Note that multiple interceptors can be configured (i.e. zeebe.gateway.interceptors expects a list of interceptor configurations). The listing order determines the order in which a call is intercepted by the different interceptors. The first interceptor in the list wraps the second, etc. The first interceptor is thus the outermost interceptor. In other words, calls are intercepted first by the first listed interceptor, followed by the second listed interceptor, etc.

This configuration can also be provided using environment variables. You'll need to provide an index for the interceptor in the variable name, to distinguish the ordering of the different interceptors. For example, to configure the className of the first interceptor use: zeebe_gateway_interceptors_0_className. Likewise, a second interceptor's jarPath can be configured using zeebe_gateway_interceptors_1_jarPath.

About class loading

Previously, we stated that you need to package the interceptor class into a fat JAR. Although good general advice, this is not entirely true. To understand why, let's discuss how the class loading of your interceptor works.

When your JAR is loaded into the gateway, Zeebe provides a special class loader for it. This class loader isolates your interceptor from the rest of Zeebe, but it also exposes our own code to your interceptor. When loading classes for your interceptor, it will always first look in this special class loader and only if it is not available it will look in Zeebe's main class loader. In other words, you can access any classes from Zeebe's main class loader when they are not provided by your JAR. For internal class loading, Zeebe will still only look in its main class loader.

This means you can reduce your JAR size by leaving out libraries that are already provided by Zeebe's class loader. In addition, if your interceptor depends on a different version of a class than the one provided by Zeebe, then you can provide your own version without having to worry about breaking Zeebe.


Here we describe a few common errors. Hopefully, this will help you recognize these situations and provide an easy fix. Generally, the gateway will not be able to start up with a misconfigured interceptor.

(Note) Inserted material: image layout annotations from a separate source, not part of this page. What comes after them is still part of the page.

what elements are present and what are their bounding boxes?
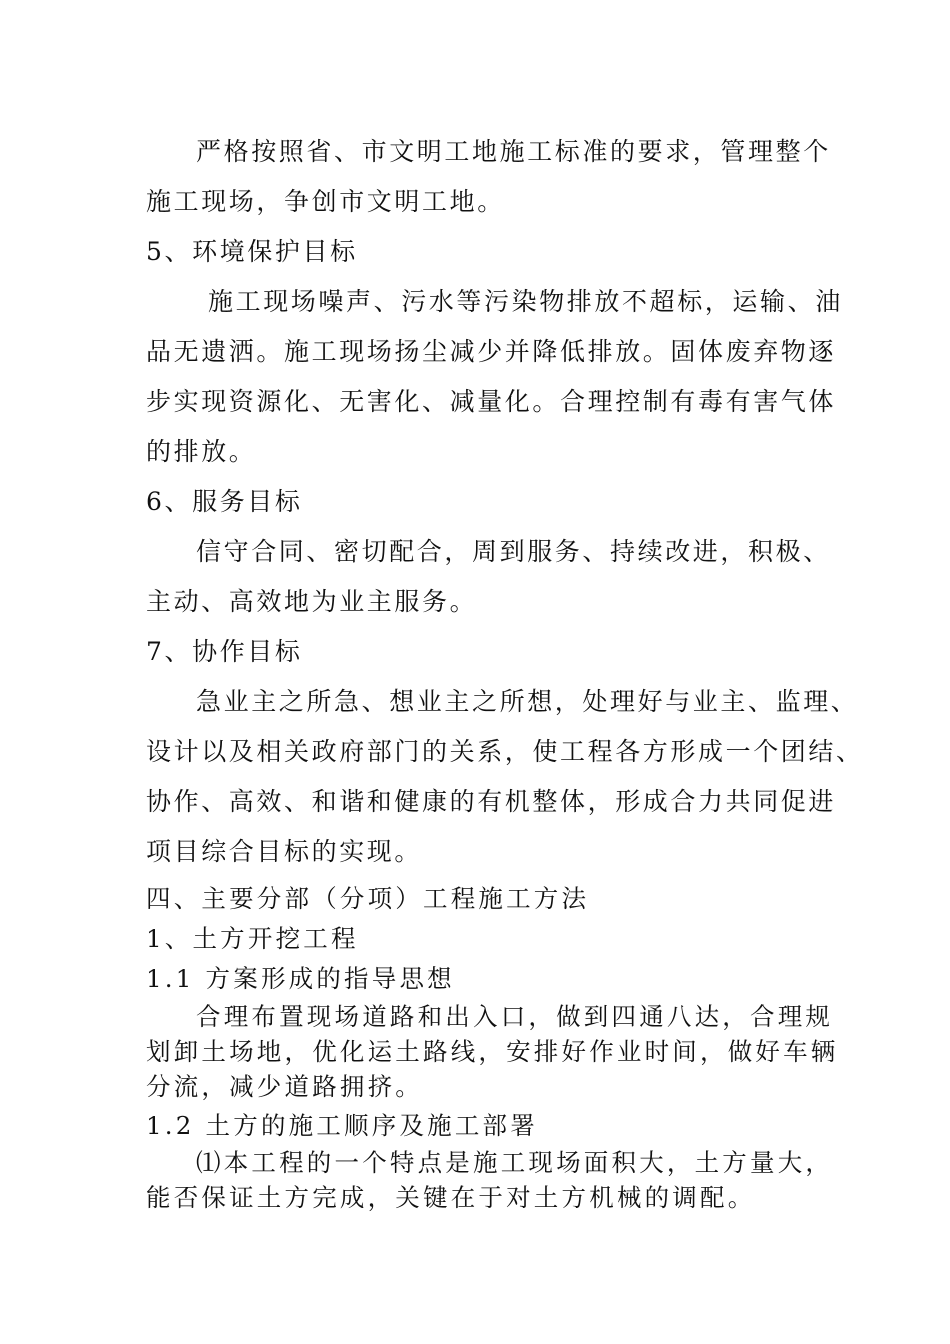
paragraph-line: 急业主之所急、想业主之所想，处理好与业主、监理、 [196,687,859,716]
paragraph-line: 信守合同、密切配合，周到服务、持续改进，积极、 [196,537,831,566]
paragraph-line: 步实现资源化、无害化、减量化。合理控制有毒有害气体 [146,387,837,416]
paragraph-line: 分流，减少道路拥挤。 [146,1072,423,1101]
paragraph-line: 合理布置现场道路和出入口，做到四通八达，合理规 [196,1002,834,1031]
paragraph-line: ⑴本工程的一个特点是施工现场面积大，土方量大， [196,1148,834,1177]
paragraph-line: 品无遗洒。施工现场扬尘减少并降低排放。固体废弃物逐 [146,337,837,366]
paragraph-line: 施工现场，争创市文明工地。 [146,187,505,216]
paragraph-line: 主动、高效地为业主服务。 [146,587,478,616]
paragraph-line: 严格按照省、市文明工地施工标准的要求，管理整个 [196,137,831,166]
paragraph-line: 项目综合目标的实现。 [146,837,423,866]
paragraph-line: 施工现场噪声、污水等污染物排放不超标，运输、油 [208,287,843,316]
paragraph-line: 设计以及相关政府部门的关系，使工程各方形成一个团结、 [146,737,864,766]
paragraph-line: 的排放。 [146,437,257,466]
section-heading: 5、环境保护目标 [146,237,358,266]
section-heading: 6、服务目标 [146,487,303,516]
section-heading: 1、土方开挖工程 [146,924,359,953]
subsection-heading: 1.2 土方的施工顺序及施工部署 [146,1111,538,1140]
paragraph-line: 协作、高效、和谐和健康的有机整体，形成合力共同促进 [146,787,837,816]
paragraph-line: 能否保证土方完成，关键在于对土方机械的调配。 [146,1183,756,1212]
section-heading: 7、协作目标 [146,637,303,666]
subsection-heading: 1.1 方案形成的指导思想 [146,964,455,993]
chapter-heading: 四、主要分部（分项）工程施工方法 [146,884,590,913]
paragraph-line: 划卸土场地，优化运土路线，安排好作业时间，做好车辆 [146,1037,839,1066]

Environment variables can overwrite your gateway configuration file. The gateway logs the configuration it uses during start-up, use this to verify your configuration.


Your ServerInterceptor implementation could not be found. Make sure you've configured the className correctly in the gateway configuration and that your JAR contains your class.


Something went wrong trying to load your interceptor. Make sure your JAR is packaged correctly, i.e. it contains all runtime dependencies and specifies them in the manifest file's classpath. The exception should provide a clear description, but generally we distinguish the following common cases:

*Unable to instantiate your class

Make sure your class adheres to the requirements described above.

The JAR could not be loaded

Make sure you've configured your interceptor correctly in the gateway configuration.


The JAR could not be loaded: make sure you've configured your interceptor correctly in the gateway configuration.


Your interceptor has been compiled by a more recent version of the Java Runtime. Make sure your class is compiled with JDK 11.